Building massively scalable infrastructure entails myriad technical tradeoffs. One of the most basic involves the tradeoff between raw execution speed and computational overhead. For example, a highly optimized loop might achieve nearly complete utilization of the CPU and complete its task in 1 second. A second version, written without any consideration towards optimization, might take 10 seconds to complete. If the unoptimized loop requires 100% CPU utilization for those 10 seconds, then it has few advantages over the optimized version, assuming memory consumption and other requirements remain the same. On the other hand, if it requires just 10% CPU utilization for those 10 seconds, then the question of which is better comes down to the precise needs of the underlying application. A high-intensity loop that consumes the entirety of the available CPU can cause cascading problems if it displaces supporting processes providing its input and output streams, especially if those streams are latency sensitive. On the other hand, a lengthier execution time could cause downstream tasks to overrun their timeout conditions.
The myriad interrelated components that make up the full execution lifecycle of a crawler make such decisions difficult, as each has different needs that must be carefully interwoven. For example, CPU intensive tasks are best intermixed with network-intensive tasks that spend most of their time waiting, but care must be given to ensure that a high-intensity burst does not induce sufficient latency in a networking task that the remote connection closes the connection due to excessive throttling or buffer overruns.
One of the most surprising elements of this tradeoff is the way in which the standalone CLI and library versions of commonly used tools can differ by an order of magnitude or more in their positions along this spectrum.
For example, one major toolkit commonly used in web processing achieves on a particular benchmark two wildly different results, depending on whether its CLI or library versions are used.
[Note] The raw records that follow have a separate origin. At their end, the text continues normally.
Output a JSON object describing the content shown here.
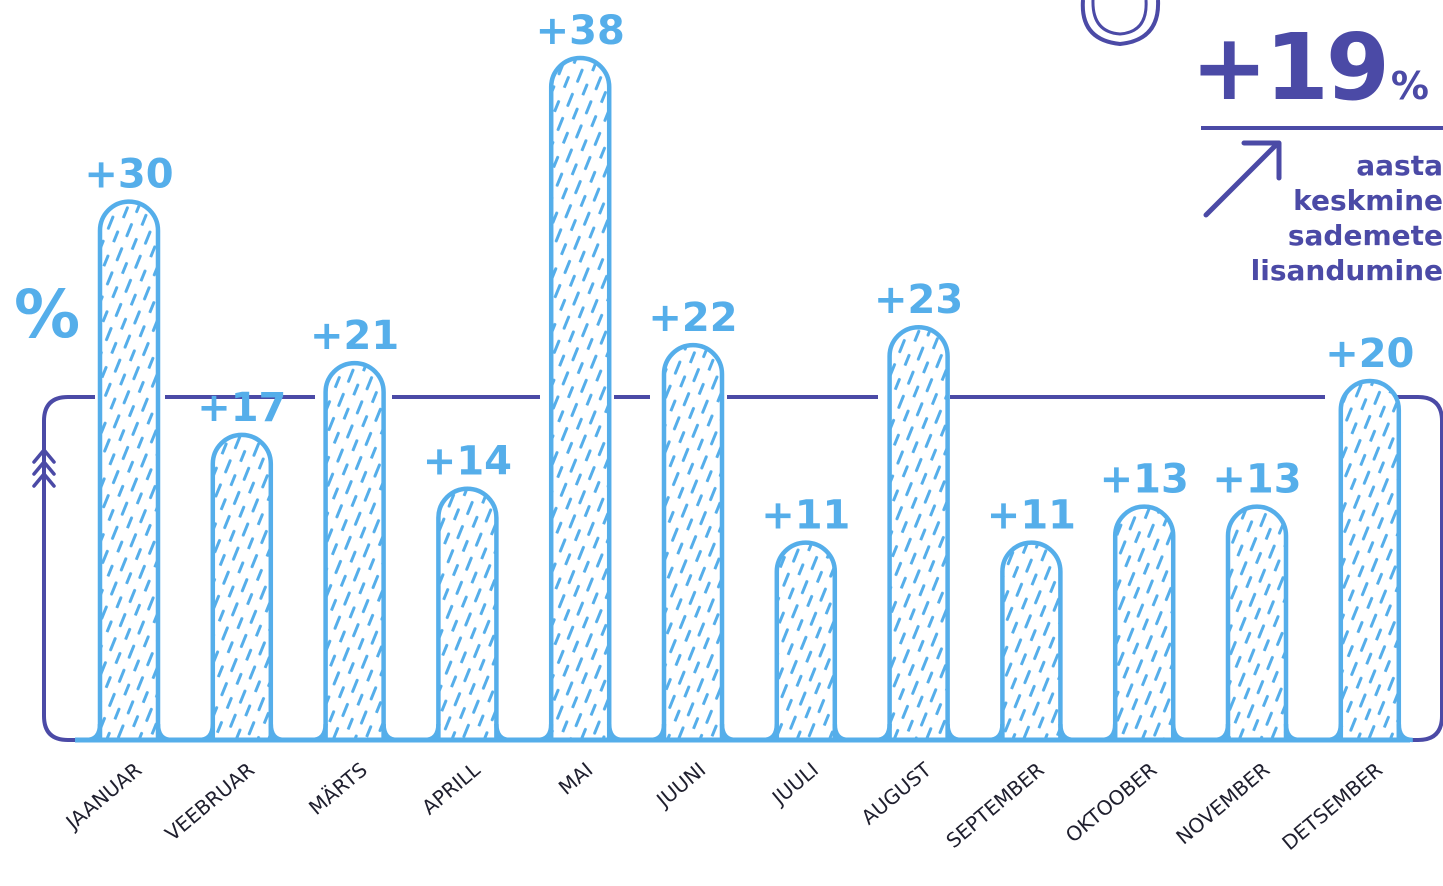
{
  "colors": {
    "bar": "#55aeea",
    "frame": "#4b4aa6",
    "month_label": "#1f1f2e"
  },
  "icons": [
    "arrow-up-right-icon",
    "triple-chevron-up-icon",
    "circle-emblem-icon"
  ],
  "summary": {
    "value": "+19",
    "unit": "%",
    "caption_lines": [
      "aasta",
      "keskmine",
      "sademete",
      "lisandumine"
    ]
  },
  "axis_unit": "%",
  "chart_data": {
    "type": "bar",
    "categories": [
      "JAANUAR",
      "VEEBRUAR",
      "MÄRTS",
      "APRILL",
      "MAI",
      "JUUNI",
      "JUULI",
      "AUGUST",
      "SEPTEMBER",
      "OKTOOBER",
      "NOVEMBER",
      "DETSEMBER"
    ],
    "values": [
      30,
      17,
      21,
      14,
      38,
      22,
      11,
      23,
      11,
      13,
      13,
      20
    ],
    "value_labels": [
      "+30",
      "+17",
      "+21",
      "+14",
      "+38",
      "+22",
      "+11",
      "+23",
      "+11",
      "+13",
      "+13",
      "+20"
    ],
    "reference_value": 19,
    "ylabel": "%",
    "ylim": [
      0,
      40
    ]
  }
}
The library version, when implemented with all recommended settings and fully optimized, completes this particular benchmark in just 3 seconds with 99% CPU utilization. The CLI version, on the other hand, takes twice as long, completing its task in 6 seconds. At first glance, this might suggest the library version is the better solution. However, a look at CPU utilization tells a very different story: the CLI version averages less than 0.5% CPU over each of the 6 seconds and consumes just a fraction of the memory.
The reason for the discrepancy in this particular case is that the library binding used in many programming languages uses a polling model to ensure threadsafe and signal-less execution and to simplify the movement of data between the library and user code, as well as provide a more generalized callback and injection workflow. The CLI, on the other hand, uses blocking IO and signals to absolutely minimize its CPU overhead. The end result is that the CLI takes around twice as long typically to complete the task, but does so with just 0.5% of the CPU consumption of the library version. This is despite the fact that the CLI must also suffer the overhead of process creation and malloc()ing all of its memory with each and every call (in this particular case each loop iteration invoked the CLI separately, which makes this differential even more impressive).
Such oddities abound in common toolkits and it is worth extensively benchmarking CLI versus library versions and not to assume that a library interface will be substantially faster, even if the CLI interface requires separate invocation for each and every loop iteration.